Prostatitis is the inflammation of the prostate gland, often resulting in swelling or pain. There are four main classifications of prostatitis.
Acute bacterial prostatitis is an acute infection of the prostate gland, usually occurs in men aged 40 to 60 years. Caused by a bacterial infection and comes on suddenly. There is often blood in the urine and the PSA blood test result may be higher than normal.
Chronic bacterial prostatitis is a recurrent infection of the prostate, occurs in men aged 50 to 80 years. It is associated with chronic urinary infection and, commonly, calcifications in the prostate (prostatic stones). In the cases of bacterial prostatitis, the culprit usually is a bacterium known as Escherichia coli. The cause of bacterial prostatitis is not well defined, but one theory suggests a reflux of urine from the bladder into prostatic ducts. This reflux of urine may lead to prostatitis. The most common symptom is recurrent bladder infections.
Chronic prostatitis is the most common yet least understood form. Found in men of any age, the symptoms include pain in the groin or bladder, and come and go without warning.
Asymptomatic inflammatory prostatitis this is a form of prostatitis has no symptoms, and is often found when undergoing tests for other conditions.
Symptoms of Prostatitis: Each form of prostatitis has a slight variation in signs and symptoms.
Acute bracterial prostatitis:
-Sudden onset of fever and chills.
-Pain in lower back or rectum.
-Irritative or obstructive urinary symptoms.
-Prostate is warm, swollen, and tender upon examination.
Chronic bacterial prostatitis:
-Relapsing urinary tract infections.
-Painful urination or other voiding problems.
-Pelvic or genital pain.
-Some men may not have any symptoms.
-Chronic pelvic pain (testicular, penile, lower abdominal, ejaculatory)
-Persistent inflammation of the prostate
-Absence of infectious bacteria in urine
Diagnosis of Prostatitis
The gold standard for diagnosing prostatitis would be to perform a biopsy of the prostate, but this is rarely done.
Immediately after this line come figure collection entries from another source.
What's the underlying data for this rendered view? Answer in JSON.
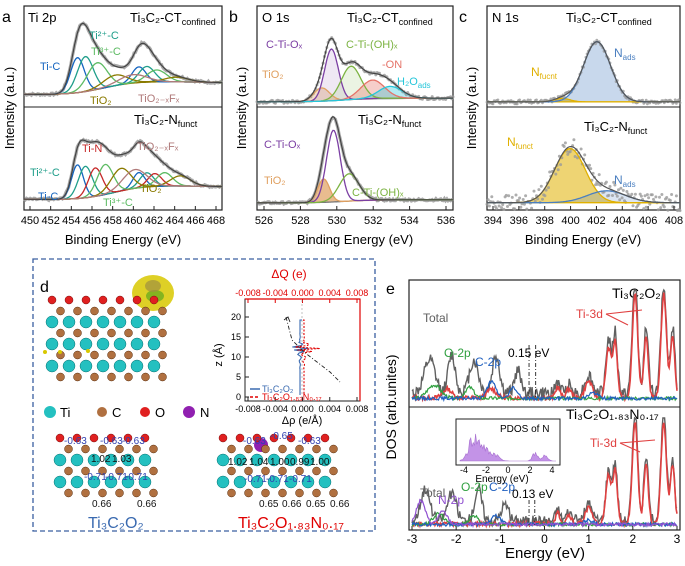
{
  "panels": {
    "a": {
      "letter": "a",
      "core_label": "Ti 2p",
      "top_title": "Ti₃C₂-CT",
      "top_title_sub": "confined",
      "bottom_title": "Ti₃C₂-N",
      "bottom_title_sub": "funct",
      "top_labels": [
        "Ti²⁺-C",
        "Ti³⁺-C",
        "Ti-C",
        "TiO₂",
        "TiO₂₋ₓFₓ"
      ],
      "bottom_labels": [
        "Ti-N",
        "TiO₂₋ₓFₓ",
        "Ti²⁺-C",
        "Ti-C",
        "Ti³⁺-C",
        "TiO₂"
      ],
      "xlabel": "Binding Energy (eV)",
      "ylabel": "Intensity (a.u.)",
      "xticks": [
        "450",
        "452",
        "454",
        "456",
        "458",
        "460",
        "462",
        "464",
        "466",
        "468"
      ]
    },
    "b": {
      "letter": "b",
      "core_label": "O 1s",
      "top_title": "Ti₃C₂-CT",
      "top_title_sub": "confined",
      "bottom_title": "Ti₃C₂-N",
      "bottom_title_sub": "funct",
      "top_labels": [
        "C-Ti-Oₓ",
        "C-Ti-(OH)ₓ",
        "-ON",
        "TiO₂",
        "H₂O",
        "ads"
      ],
      "bottom_labels": [
        "C-Ti-Oₓ",
        "TiO₂",
        "C-Ti-(OH)ₓ"
      ],
      "xlabel": "Binding Energy (eV)",
      "ylabel": "Intensity (a.u.)",
      "xticks": [
        "526",
        "528",
        "530",
        "532",
        "534",
        "536"
      ]
    },
    "c": {
      "letter": "c",
      "core_label": "N 1s",
      "top_title": "Ti₃C₂-CT",
      "top_title_sub": "confined",
      "bottom_title": "Ti₃C₂-N",
      "bottom_title_sub": "funct",
      "top_labels": [
        "N",
        "fucnt",
        "N",
        "ads"
      ],
      "bottom_labels": [
        "N",
        "funct",
        "N",
        "ads"
      ],
      "xlabel": "Binding Energy (eV)",
      "ylabel": "Intensity (a.u.)",
      "xticks": [
        "394",
        "396",
        "398",
        "400",
        "402",
        "404",
        "406",
        "408"
      ]
    },
    "d": {
      "letter": "d",
      "dq_label": "ΔQ (e)",
      "dq_ticks": [
        "-0.008",
        "-0.004",
        "0.000",
        "0.004",
        "0.008"
      ],
      "drho_label": "Δρ (e/Å)",
      "drho_ticks": [
        "-0.008",
        "-0.004",
        "0.000",
        "0.004",
        "0.008"
      ],
      "z_label": "z (Å)",
      "z_ticks": [
        "0",
        "5",
        "10",
        "15",
        "20"
      ],
      "legend_a": "Ti₃C₂O₂",
      "legend_b": "Ti₃C₂O₁.₈₃N₀.₁₇",
      "atoms_legend": [
        "Ti",
        "C",
        "O",
        "N"
      ],
      "left_struct_label": "Ti₃C₂O₂",
      "right_struct_label": "Ti₃C₂O₁.₈₃N₀.₁₇",
      "left_top_charges": [
        "-0.63",
        "-0.63",
        "-0.63"
      ],
      "left_mid_charges": [
        "1.02",
        "1.03"
      ],
      "left_low_charges": [
        "-0.71",
        "-0.71",
        "-0.71"
      ],
      "left_bottom_charges": [
        "0.66",
        "0.66"
      ],
      "right_top_charges": [
        "-0.63",
        "-0.65",
        "-0.63"
      ],
      "right_mid_charges": [
        "1.02",
        "1.04",
        "1.00",
        "0.99",
        "1.00"
      ],
      "right_low_charges": [
        "-0.71",
        "-0.71",
        "-0.71"
      ],
      "right_bottom_charges": [
        "0.65",
        "0.66",
        "0.65",
        "0.66"
      ]
    },
    "e": {
      "letter": "e",
      "ylabel": "DOS (arb.unites)",
      "xlabel": "Energy (eV)",
      "xticks": [
        "-3",
        "-2",
        "-1",
        "0",
        "1",
        "2",
        "3"
      ],
      "top_title": "Ti₃C₂O₂",
      "bottom_title": "Ti₃C₂O₁.₈₃N₀.₁₇",
      "top_labels": [
        "Total",
        "O-2p",
        "C-2p",
        "0.15 eV",
        "Ti-3d"
      ],
      "bottom_labels": [
        "Total",
        "N-2p",
        "O-2p",
        "C-2p",
        "0.13 eV",
        "Ti-3d"
      ],
      "inset_title": "PDOS of N",
      "inset_xlabel": "Energy (eV)",
      "inset_xticks": [
        "-4",
        "-2",
        "0",
        "2",
        "4"
      ]
    }
  },
  "colors": {
    "raw": "#9a9a9a",
    "envelope": "#444444",
    "tic": "#1565c0",
    "ti2c": "#1f9e8a",
    "ti3c": "#5dbb63",
    "tio2": "#8a7a00",
    "tiof": "#b07a7a",
    "tin": "#c62828",
    "ctiox": "#7b3fa3",
    "ctioh": "#7cb342",
    "on": "#e57368",
    "h2o": "#26c6da",
    "nads": "#4a7fc0",
    "nfunct": "#e0b000",
    "dq_red": "#e00000",
    "ti_atom": "#24c0c0",
    "c_atom": "#b07040",
    "o_atom": "#e02020",
    "n_atom": "#9020b0",
    "dashed_border": "#3a5fa0",
    "total_dos": "#606060",
    "ti3d": "#e04040",
    "o2p": "#30a040",
    "c2p": "#2060c0",
    "n2p": "#9050d0"
  },
  "chart_data": [
    {
      "type": "line",
      "title": "Ti 2p",
      "xlabel": "Binding Energy (eV)",
      "ylabel": "Intensity (a.u.)",
      "xlim": [
        450,
        469
      ],
      "series": [
        {
          "name": "Ti-C",
          "peaks": [
            [
              455.0,
              0.5
            ],
            [
              461.0,
              0.18
            ]
          ]
        },
        {
          "name": "Ti²⁺-C",
          "peaks": [
            [
              455.8,
              0.55
            ],
            [
              461.6,
              0.25
            ]
          ]
        },
        {
          "name": "Ti³⁺-C",
          "peaks": [
            [
              457.0,
              0.45
            ],
            [
              462.5,
              0.2
            ]
          ]
        },
        {
          "name": "TiO₂",
          "peaks": [
            [
              458.8,
              0.22
            ],
            [
              464.5,
              0.12
            ]
          ]
        }
      ]
    },
    {
      "type": "line",
      "title": "O 1s",
      "xlabel": "Binding Energy (eV)",
      "ylabel": "Intensity (a.u.)",
      "xlim": [
        526,
        537
      ],
      "series": [
        {
          "name": "C-Ti-Oₓ",
          "peaks": [
            [
              530.3,
              1.0
            ]
          ]
        },
        {
          "name": "TiO₂",
          "peaks": [
            [
              529.7,
              0.25
            ]
          ]
        },
        {
          "name": "C-Ti-(OH)ₓ",
          "peaks": [
            [
              531.3,
              0.55
            ]
          ]
        },
        {
          "name": "-ON",
          "peaks": [
            [
              532.4,
              0.3
            ]
          ]
        },
        {
          "name": "H₂O",
          "peaks": [
            [
              533.4,
              0.22
            ]
          ]
        }
      ]
    },
    {
      "type": "line",
      "title": "N 1s",
      "xlabel": "Binding Energy (eV)",
      "ylabel": "Intensity (a.u.)",
      "xlim": [
        394,
        408
      ],
      "series": [
        {
          "name": "N",
          "peaks": [
            [
              402.0,
              1.0
            ]
          ]
        },
        {
          "name": "N",
          "peaks": [
            [
              399.8,
              1.0
            ]
          ]
        }
      ]
    },
    {
      "type": "line",
      "title": "ΔQ (e)",
      "xlabel": "Δρ (e/Å)",
      "ylabel": "z (Å)",
      "xlim": [
        -0.008,
        0.008
      ],
      "ylim": [
        0,
        23
      ],
      "series": [
        {
          "name": "Ti₃C₂O₂"
        },
        {
          "name": "Ti₃C₂O₁.₈₃N₀.₁₇"
        }
      ]
    },
    {
      "type": "line",
      "title": "Ti₃C₂O₂",
      "xlabel": "Energy (eV)",
      "ylabel": "DOS (arb.unites)",
      "xlim": [
        -3,
        3
      ],
      "series": [
        {
          "name": "Total"
        },
        {
          "name": "Ti-3d"
        },
        {
          "name": "O-2p"
        },
        {
          "name": "C-2p"
        }
      ]
    },
    {
      "type": "line",
      "title": "Ti₃C₂O₁.₈₃N₀.₁₇",
      "xlabel": "Energy (eV)",
      "ylabel": "DOS (arb.unites)",
      "xlim": [
        -3,
        3
      ],
      "series": [
        {
          "name": "Total"
        },
        {
          "name": "Ti-3d"
        },
        {
          "name": "O-2p"
        },
        {
          "name": "C-2p"
        },
        {
          "name": "N-2p"
        }
      ]
    }
  ]
}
Instead, doctors may diagnose prostatitis by examining prostatic secretions for bacteria. To do this, a "four-cup" test may be conducted. To start, the patient must have a full bladder. The doctor will clean the penis with soap and water and will then collect two cups of urine. Next, the prostate will be massaged by a digital rectal examination (DRE) to allow prostatic fluid to travel through the urethra. Two more cups of urine will be collected, and the expressed prostatic secretion (EPS) in the urine is examined for the presence of bacteria. Some physicians may not perform the "four-cup" test, and may just obtain urine before and after massaging the prostate. Sometimes EPS secretions from the urethra can be collected from the tip of the penis after massaging the prostate. After the physician collects these secretions, they can be examined under a microscope. Nonbacterial prostatitis is more difficult to diagnose. With these patients, the EPS will have evidence of inflammation, but bacteria will not be present. The lack of recurrent urinary tract infections distinguishes nonbacterial prostatitis from chronic bacterial prostatitis.
Treatment Options for Prostatitis
- Anti-inflammatory drugs along with warm baths.
- Antibiotics for infectious prostatitis. These drugs are not effective treatments for noninfectious prostatitis.
- For chronic infectious prostatitis, antibiotics are taken for a longer period of time. About 75% of all cases of chronic infectious prostatitis clear up with this treatment. For cases that don't, taking antibiotics at a low dose for a long time may be recommended to relieve the symptoms.
- Pain medications.
- Muscle relaxants.
- Surgical removal of the infected portions of the prostate. A doctor may advise this treatment for severe cases of chronic prostatitis or for men whose swollen prostate is blocking the flow of urine.
- Supportive therapies for chronic prostatitis, including stool softeners and prostate massage.